According to the report, the Ivy League is also considering opening the 2020 season in late September with a seven-game schedule against only conference opponents. The Ivy League normally plays a 10-game schedule that tentatively begins this season on Sept. 19.
A spokesperson from the Ivy League would not confirm the report Monday but issued the following statement:
"The Ivy League Council of Presidents has been meeting frequently via videoconference this spring," the statement read. "Should the Council of Presidents make a determination regarding the status of intercollegiate athletic activity at Ivy League schools, that decision will be communicated first to Ivy League directors of athletics, coaches and student-athletes, followed by the wider Ivy League campus community, media and public."
The Ivy League also tweeted Wednesday that a final decision on fall sports would be made July 8.
As college football players throughout the FBS have returned to voluntary workouts throughout this month, several schools have reported multiple positive test results for COVID-19. Since it began testing on June 1, Clemson has conducted 430 tests, with a total of 47 positive results. Houston's voluntary workouts came to a screeching halt after six athletes across different sports tested positive and were symptomatic. At Kansas State, 90 players initially tested negative when they returned to campus on June 8, but within a week, 14 players were positive after a second round of testing. The Wildcats were forced to shut down for two weeks.
The Ivy League schools haven't all opened yet, and when they do, their athletes don't participate in summer workouts like other conferences -- and executive director Robin Harris told ESPN in a recent interview that will work in their favor.
"Candidly, we benefit by not having these workouts typically in the summer and certainly not now with our campuses not yet open, so we are going to learn as others come back and we see what happens," she said. "We're going to benefit. I'm on calls with other commissioners several times a week and we share information, our athletic directors are talking to their counterparts within the state, within the city, because there is no playbook for this."

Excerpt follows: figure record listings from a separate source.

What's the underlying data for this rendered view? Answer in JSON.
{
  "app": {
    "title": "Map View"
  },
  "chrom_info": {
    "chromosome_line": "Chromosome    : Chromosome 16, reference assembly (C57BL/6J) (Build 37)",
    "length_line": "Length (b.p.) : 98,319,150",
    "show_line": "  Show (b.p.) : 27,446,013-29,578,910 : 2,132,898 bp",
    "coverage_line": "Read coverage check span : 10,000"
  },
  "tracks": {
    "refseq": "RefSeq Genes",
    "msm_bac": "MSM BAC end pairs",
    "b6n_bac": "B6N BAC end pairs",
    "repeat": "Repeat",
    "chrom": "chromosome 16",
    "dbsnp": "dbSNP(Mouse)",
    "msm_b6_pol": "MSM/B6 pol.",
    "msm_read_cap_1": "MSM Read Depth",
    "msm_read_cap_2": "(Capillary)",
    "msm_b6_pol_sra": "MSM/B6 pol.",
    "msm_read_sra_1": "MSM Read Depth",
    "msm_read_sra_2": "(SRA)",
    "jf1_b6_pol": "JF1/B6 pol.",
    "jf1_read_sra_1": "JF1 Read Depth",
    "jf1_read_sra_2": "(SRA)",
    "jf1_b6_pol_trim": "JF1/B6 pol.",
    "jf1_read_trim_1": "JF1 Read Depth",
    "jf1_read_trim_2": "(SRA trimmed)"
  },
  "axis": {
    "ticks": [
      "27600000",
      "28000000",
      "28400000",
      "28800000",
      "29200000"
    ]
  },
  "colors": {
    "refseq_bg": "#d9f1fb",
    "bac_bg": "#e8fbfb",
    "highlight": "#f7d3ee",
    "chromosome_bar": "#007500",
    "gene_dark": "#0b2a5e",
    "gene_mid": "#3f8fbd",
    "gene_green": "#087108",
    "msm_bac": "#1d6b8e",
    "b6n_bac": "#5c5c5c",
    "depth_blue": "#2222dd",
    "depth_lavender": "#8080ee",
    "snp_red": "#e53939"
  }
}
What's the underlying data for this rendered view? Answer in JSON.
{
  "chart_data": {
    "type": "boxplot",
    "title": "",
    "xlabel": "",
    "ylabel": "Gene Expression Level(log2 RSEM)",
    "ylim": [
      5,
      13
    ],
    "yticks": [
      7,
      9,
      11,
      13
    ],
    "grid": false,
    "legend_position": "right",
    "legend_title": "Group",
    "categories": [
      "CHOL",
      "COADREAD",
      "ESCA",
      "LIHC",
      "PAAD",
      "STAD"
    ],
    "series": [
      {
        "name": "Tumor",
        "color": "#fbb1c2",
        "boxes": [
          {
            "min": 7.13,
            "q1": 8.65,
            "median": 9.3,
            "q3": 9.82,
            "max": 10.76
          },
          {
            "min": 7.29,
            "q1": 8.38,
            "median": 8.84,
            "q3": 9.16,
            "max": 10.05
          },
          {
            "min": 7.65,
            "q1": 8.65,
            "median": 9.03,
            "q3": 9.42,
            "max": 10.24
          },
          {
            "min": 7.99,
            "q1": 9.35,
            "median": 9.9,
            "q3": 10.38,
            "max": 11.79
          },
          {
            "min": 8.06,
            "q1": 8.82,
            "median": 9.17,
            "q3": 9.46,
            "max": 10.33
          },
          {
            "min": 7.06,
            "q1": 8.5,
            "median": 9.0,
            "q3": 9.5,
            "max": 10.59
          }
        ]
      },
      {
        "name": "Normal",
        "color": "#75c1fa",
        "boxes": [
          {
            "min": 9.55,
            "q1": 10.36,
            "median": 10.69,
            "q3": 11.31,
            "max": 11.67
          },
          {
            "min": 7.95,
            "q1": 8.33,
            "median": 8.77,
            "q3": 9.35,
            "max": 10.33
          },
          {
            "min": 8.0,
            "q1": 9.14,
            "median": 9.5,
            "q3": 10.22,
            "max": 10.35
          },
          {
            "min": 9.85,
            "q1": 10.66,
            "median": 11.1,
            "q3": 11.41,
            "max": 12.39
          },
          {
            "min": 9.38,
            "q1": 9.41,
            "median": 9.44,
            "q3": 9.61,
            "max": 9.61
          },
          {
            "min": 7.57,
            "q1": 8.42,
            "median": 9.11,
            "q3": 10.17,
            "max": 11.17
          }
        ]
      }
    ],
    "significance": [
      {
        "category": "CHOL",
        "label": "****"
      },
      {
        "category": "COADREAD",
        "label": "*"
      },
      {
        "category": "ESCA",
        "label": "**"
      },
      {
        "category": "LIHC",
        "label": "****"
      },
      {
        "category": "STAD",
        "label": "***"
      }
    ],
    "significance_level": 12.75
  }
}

Harris said the conference hasn't yet figured out how it will handle fans in the stands, but those decisions will come after all of the schools are open and have figured out how to safely usher the student-athletes, coaches and other staff members back.
"We're very fortunate in the Ivy League that most of our schools have iconic stadiums that hold tens of thousands of people," she said. "Our crowds don't necessarily reflect the size of the stadium. It's easier to have social distancing when you have a stadium that holds 60,000 and our typical crowd is not that. For us, the crowds are easy to figure out in a way, and our schools are certainly working on that as well."
While the Ivy League is working on various models for this football season, it's not alone. Most conferences at every level have been working on contingency plans in case the season is disrupted by the coronavirus pandemic. The Ivy League is different from many in that it doesn't have to worry about its athletes flying to games.
"The furthest [trip] is Penn to Dartmouth, and that's like a six-hour ride," Harris said. "We typically have rules about who can stay overnight when you travel to an Ivy contest. We're considering to limit exposure, do we want to maybe not have some of the trips that are overnight be overnight, but we also have to be careful about student-athlete well-being and not make a one-day trip if it's too long, but that's something we're exploring and we're able to do that because our schools are relatively close together."
The Ivy League was the first to cancel its conference basketball tournament this past spring, starting a chain reaction of cancellations across the sport at every level.
"Because campus gatherings were limited to 50 or 100 people, we had no school that could host the basketball tournament for us," Harris said. "We weren't going to do that. We weren't going to create an exception for athletics that didn't apply to the campus at large. That's how we made the decision, and it turned out the rest of the world followed in like 24 hours."